Afuera todo es blanco, pero lo que importa es que adentro haya calor. Lo importante es que se dejen de lado malentendidos y broncas pasadas y se reúna con la familia. Lo importante es que dentro del corazón de cada uno de nosotros, a pesar de que el mundo sea frio y siga su curso alocado, todo se detenga y sea silencioso y calmo como cuando caen los primeros copos de nieve. Como cuando todo parece ir en cámara lenta, y aunque es una cosa vieja como el mundo, logra siempre arrancarnos una sonrisa. Así como en ese hogar que calienta nuestras casas tiramos continuamente leña para darnos calor, que queme siempre en nuestro corazón una llama de esperanza, de ilusión, de amor.

Esta Navidad más que nunca me recuerda cual es la cosa que le da sentido a estas fechas, y, sinceramente cual es la cosa que le da sentido a cualquier fecha del año. Ellos. Esas dos criaturas que esperan ansiosas. Que abren día a día un calendario Navideño con ventanitas de chocolate que se vacía todos los años antes de tiempo. Que cuentan, que desean ansiosos, ese momento, que no gira solamente alrededor de un regalo, gira alrededor de un momento de magia, en el cual, necesariamente estaremos junto a otros, familia o amigos que sean.

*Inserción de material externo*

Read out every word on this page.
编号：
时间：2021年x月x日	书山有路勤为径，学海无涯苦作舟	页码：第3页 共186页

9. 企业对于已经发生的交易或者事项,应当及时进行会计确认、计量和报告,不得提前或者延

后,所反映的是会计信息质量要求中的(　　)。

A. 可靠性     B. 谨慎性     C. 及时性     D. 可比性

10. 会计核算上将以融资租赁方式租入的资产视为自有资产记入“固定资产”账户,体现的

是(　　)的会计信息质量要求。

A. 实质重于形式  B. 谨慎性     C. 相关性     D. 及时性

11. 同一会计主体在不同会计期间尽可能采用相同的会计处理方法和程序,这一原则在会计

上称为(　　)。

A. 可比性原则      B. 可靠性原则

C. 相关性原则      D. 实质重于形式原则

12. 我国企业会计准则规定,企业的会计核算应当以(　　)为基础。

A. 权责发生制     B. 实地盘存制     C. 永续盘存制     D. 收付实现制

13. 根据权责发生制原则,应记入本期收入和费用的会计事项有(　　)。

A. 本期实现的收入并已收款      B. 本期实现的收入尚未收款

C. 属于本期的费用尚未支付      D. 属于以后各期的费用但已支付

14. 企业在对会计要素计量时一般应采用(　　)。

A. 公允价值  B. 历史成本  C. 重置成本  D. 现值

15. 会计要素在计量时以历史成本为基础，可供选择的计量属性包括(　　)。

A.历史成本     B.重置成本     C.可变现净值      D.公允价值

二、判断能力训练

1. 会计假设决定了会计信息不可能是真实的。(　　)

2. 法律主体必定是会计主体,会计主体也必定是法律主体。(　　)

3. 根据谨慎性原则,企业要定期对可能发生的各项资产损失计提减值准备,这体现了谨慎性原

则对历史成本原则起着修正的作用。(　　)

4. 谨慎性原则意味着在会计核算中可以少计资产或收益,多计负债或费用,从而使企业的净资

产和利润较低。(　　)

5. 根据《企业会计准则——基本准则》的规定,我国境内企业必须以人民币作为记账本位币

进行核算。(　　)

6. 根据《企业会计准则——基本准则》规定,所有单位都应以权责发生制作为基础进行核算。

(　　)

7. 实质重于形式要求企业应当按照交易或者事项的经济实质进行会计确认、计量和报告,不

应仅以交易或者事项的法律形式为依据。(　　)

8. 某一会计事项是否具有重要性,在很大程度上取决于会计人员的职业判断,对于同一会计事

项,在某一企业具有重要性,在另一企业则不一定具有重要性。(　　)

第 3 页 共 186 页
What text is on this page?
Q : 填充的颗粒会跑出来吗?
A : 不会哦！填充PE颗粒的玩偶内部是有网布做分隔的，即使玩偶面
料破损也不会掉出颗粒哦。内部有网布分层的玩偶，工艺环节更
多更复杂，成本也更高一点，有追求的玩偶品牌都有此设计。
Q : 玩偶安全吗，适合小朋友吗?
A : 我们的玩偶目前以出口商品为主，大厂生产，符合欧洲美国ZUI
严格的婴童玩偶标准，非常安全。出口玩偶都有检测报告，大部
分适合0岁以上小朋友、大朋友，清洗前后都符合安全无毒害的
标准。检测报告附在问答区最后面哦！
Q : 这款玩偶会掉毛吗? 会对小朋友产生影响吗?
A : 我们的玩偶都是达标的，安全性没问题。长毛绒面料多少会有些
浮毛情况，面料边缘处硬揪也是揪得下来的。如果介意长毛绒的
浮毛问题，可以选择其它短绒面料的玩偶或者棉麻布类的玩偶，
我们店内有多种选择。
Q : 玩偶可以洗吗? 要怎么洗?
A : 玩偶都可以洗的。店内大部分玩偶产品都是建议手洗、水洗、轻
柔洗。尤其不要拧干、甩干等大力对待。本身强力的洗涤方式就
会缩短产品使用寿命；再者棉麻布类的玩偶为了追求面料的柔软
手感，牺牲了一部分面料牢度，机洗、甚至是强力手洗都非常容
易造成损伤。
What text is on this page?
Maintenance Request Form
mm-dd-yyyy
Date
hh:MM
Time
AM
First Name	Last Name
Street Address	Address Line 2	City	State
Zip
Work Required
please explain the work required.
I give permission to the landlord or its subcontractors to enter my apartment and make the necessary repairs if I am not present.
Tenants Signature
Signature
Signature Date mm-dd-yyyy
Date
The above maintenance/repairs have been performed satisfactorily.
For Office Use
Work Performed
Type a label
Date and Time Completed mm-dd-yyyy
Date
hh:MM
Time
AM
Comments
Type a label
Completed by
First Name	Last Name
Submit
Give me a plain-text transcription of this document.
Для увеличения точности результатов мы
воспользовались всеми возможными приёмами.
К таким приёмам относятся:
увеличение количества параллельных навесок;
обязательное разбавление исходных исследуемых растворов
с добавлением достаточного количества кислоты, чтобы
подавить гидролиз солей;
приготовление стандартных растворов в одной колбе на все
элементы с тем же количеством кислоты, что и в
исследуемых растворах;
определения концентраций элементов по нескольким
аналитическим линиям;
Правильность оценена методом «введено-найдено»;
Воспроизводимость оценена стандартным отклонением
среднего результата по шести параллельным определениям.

Se preguntaron alguna vez porque en esta fecha del año seguimos una tradición que a veces en la vida cotidiana no nos apasiona? Muchos de nosotros, no vamos a la iglesia y no profesamos o practicamos la religión del hombre que nació el 25 de diciembre de 2010 años atrás. Y sin embargo, para nadie pasa desapercibido este momento. Es que en Navidad festejamos el nacimiento de un niño especial, único, en el que los hombres habían depositado esperanzas de paz y de armonía para este viejo y cansado mundo. Y yo creo que todos seguimos el mismo festejo porque en el fondo queremos creer que sucederá. Que por algún hecho histórico, o bajo la forma de una persona, la magia de la paz en el mundo un día será realidad. Cuando a media noche abrazo a los que quiero, la euforia de que algo cambiará hace latir más fuerte mi corazón.

Pero hay algo que recuerdo siempre. Para mí, es siempre Navidad. Para mí, cada niño que nace en el mundo trae un mensaje de amor y paz. Trae algo de los ángeles y nos recuerda que el cielo no está tan lejos. No importa si nace en Palestina, Israel, África, Perú, Australia, España o Argentina. Cada niño que nace es hijo de Dios. Cada niño que nace recuerda a los hombres que no solo en Navidad tienen que ser mejores, tienen que serlo siempre. Cada inocente criatura morirá crucificada si no ponemos fin a los males de este mundo, si no nos despertamos y entendemos que Navidad es todos los días. Y todos los días hay que dar lo mejor de sí mismo para convertir este mundo en un mundo mejor, por ellos, por ese niño que nació aquel 25 de diciembre, y por los otros millones que nacen cada año. Porque sin su mirada dulce, no tendríamos credo, porque sin el corazón inocente de un niño, este mundo ya habría desaparecido entero.

Les deseo una Feliz Navidad a todos!! Con afecto… Bibiana.